14. The method of claim 1, further comprising the following step:
(e) administering an antibiotic or a combination of antibiotics to the perfusate, preferably administering an antibiotic or a combination of antibiotics and an antifungal agent to the perfusate.
15. A method for a normothermic machine perfusion of an ex vivo liver, comprising the following steps:
(a) generating a flow of a perfusate through the ex vivo liver,
(b) stimulating a bile secretion of the ex vivo liver,
(c′) adding an oxygen carrier, for example an oxygen carrier comprising or consisting of whole blood and/or red blood cells to the perfusate such that a volume of the perfusate is held within a predetermined volume range.
16. A system for a normothermic machine perfusion of an ex vivo liver, particularly system for carrying out a method of any of the preceding claims, comprising
a perfusate container for receiving a perfusate,
an ex vivo liver container for holding the ex vivo liver,
a pump for generating a flow of the perfusate through the ex vivo liver,
means for determining a volume of bile secreted by the ex vivo liver,
and/or means for determining a volume of perfusate, and/or
means for determining a bile production rate.
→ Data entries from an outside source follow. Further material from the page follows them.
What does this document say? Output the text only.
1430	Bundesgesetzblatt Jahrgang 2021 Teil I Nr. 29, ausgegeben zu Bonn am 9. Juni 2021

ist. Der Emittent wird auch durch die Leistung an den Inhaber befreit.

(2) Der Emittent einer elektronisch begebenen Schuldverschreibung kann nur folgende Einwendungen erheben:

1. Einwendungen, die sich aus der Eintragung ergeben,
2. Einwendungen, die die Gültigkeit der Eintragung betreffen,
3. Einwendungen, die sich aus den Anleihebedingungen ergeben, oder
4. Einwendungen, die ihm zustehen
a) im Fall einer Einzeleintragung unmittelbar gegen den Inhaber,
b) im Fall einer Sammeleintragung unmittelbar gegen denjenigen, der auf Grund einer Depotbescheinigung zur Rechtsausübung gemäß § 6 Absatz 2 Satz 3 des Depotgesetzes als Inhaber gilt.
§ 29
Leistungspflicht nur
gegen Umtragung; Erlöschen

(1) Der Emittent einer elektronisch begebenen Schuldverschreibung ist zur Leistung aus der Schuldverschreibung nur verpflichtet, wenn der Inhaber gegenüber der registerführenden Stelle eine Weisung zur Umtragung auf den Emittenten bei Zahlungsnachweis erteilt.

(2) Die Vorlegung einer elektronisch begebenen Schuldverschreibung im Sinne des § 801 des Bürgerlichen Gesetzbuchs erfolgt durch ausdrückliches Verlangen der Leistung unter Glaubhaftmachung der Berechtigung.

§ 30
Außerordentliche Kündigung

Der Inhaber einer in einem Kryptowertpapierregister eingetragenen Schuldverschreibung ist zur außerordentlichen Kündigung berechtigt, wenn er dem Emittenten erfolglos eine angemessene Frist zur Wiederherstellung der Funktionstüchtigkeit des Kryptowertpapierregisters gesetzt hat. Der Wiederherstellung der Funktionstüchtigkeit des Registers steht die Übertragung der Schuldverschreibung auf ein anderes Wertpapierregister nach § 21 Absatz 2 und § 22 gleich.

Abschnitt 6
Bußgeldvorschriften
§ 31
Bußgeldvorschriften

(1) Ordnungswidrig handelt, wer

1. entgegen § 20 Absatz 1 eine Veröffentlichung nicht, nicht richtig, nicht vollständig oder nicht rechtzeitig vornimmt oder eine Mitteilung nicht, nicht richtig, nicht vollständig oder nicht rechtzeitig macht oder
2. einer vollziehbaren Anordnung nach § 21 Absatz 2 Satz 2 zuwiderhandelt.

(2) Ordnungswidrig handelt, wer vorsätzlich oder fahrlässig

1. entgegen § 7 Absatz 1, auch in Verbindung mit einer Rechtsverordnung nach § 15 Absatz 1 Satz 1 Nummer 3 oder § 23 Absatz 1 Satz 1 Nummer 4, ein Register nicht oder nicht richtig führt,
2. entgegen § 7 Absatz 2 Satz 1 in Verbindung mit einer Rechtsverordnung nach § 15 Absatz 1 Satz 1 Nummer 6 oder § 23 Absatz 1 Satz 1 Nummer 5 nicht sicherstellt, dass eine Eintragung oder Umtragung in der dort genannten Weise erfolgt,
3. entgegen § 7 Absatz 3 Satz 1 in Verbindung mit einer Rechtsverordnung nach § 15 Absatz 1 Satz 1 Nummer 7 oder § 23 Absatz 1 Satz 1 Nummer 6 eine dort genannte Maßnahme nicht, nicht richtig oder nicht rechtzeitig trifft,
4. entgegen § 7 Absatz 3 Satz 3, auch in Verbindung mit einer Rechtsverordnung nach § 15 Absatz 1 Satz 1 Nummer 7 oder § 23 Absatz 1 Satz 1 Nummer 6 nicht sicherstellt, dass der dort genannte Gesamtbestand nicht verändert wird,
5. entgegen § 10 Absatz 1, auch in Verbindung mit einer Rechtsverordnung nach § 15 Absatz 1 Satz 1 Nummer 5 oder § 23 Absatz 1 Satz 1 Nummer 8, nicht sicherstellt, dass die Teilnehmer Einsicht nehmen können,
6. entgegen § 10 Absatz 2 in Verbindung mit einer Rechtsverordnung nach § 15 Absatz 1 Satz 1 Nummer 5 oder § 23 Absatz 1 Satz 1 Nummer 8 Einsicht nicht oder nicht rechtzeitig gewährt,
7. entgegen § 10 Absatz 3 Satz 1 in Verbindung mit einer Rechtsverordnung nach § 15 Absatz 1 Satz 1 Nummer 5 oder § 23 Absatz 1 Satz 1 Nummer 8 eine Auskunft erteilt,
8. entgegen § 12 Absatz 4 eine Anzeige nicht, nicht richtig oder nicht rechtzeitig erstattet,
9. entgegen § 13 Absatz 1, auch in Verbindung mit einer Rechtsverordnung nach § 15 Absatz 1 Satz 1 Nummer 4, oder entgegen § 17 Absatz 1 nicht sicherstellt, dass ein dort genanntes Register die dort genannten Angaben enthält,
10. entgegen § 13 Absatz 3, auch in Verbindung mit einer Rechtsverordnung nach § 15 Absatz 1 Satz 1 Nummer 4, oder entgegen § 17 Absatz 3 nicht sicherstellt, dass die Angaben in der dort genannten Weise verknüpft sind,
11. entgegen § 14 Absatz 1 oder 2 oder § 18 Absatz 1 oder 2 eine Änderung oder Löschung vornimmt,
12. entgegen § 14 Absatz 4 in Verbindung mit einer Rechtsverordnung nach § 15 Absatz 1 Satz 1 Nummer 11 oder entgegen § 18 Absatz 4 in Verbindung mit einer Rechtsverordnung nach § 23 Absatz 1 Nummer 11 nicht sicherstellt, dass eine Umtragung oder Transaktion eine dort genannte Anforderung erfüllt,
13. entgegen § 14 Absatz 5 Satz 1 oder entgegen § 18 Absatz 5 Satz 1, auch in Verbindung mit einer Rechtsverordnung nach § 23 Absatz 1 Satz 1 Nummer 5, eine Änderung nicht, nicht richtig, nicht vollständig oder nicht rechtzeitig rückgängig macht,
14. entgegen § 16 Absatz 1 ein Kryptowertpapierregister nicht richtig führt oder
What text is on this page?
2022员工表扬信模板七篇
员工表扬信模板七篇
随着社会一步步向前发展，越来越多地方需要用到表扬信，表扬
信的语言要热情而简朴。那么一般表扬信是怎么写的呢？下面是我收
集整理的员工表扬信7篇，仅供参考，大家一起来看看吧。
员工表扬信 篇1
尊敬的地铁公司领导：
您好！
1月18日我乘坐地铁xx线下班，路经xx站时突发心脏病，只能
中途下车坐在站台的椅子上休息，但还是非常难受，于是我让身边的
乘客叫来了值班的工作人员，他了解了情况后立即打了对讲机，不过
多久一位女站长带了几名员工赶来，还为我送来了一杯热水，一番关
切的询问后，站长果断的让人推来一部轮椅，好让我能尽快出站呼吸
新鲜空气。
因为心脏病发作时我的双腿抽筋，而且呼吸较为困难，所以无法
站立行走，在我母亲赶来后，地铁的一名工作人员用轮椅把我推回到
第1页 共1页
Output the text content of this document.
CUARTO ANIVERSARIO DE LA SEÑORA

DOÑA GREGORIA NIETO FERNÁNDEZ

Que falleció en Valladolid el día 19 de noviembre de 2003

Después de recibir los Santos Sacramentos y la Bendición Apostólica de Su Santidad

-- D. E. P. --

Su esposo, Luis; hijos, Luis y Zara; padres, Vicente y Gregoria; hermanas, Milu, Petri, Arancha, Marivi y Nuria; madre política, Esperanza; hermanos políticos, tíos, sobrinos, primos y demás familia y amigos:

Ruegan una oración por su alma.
17. The system of claim 16, further comprising
a bile container for receiving a volume of bile secreted by the ex vivo liver, and/or
an oxygenator for oxygenating the perfusate, wherein preferably the oxygenator is configured to oxygenate the perfusate for at least four days, preferably at least five days, preferably at least six days, preferably at least seven days.
18. The system of claim 16, further comprising
means for generating a bile alarm if the volume of bile determined by the means for determining a volume of bile secreted by the ex vivo liver reaches a predetermined upper threshold value, and/or
means for determining a volume of perfusate held in the perfusate container, and preferably means for generating a perfusate alarm if the volume of perfusate determined by the means for determining a volume of the perfusate held in the perfusate container reaches a predetermined lower threshold value.
19. The system of claim 16, further comprising means for automatically carrying out the steps of the method.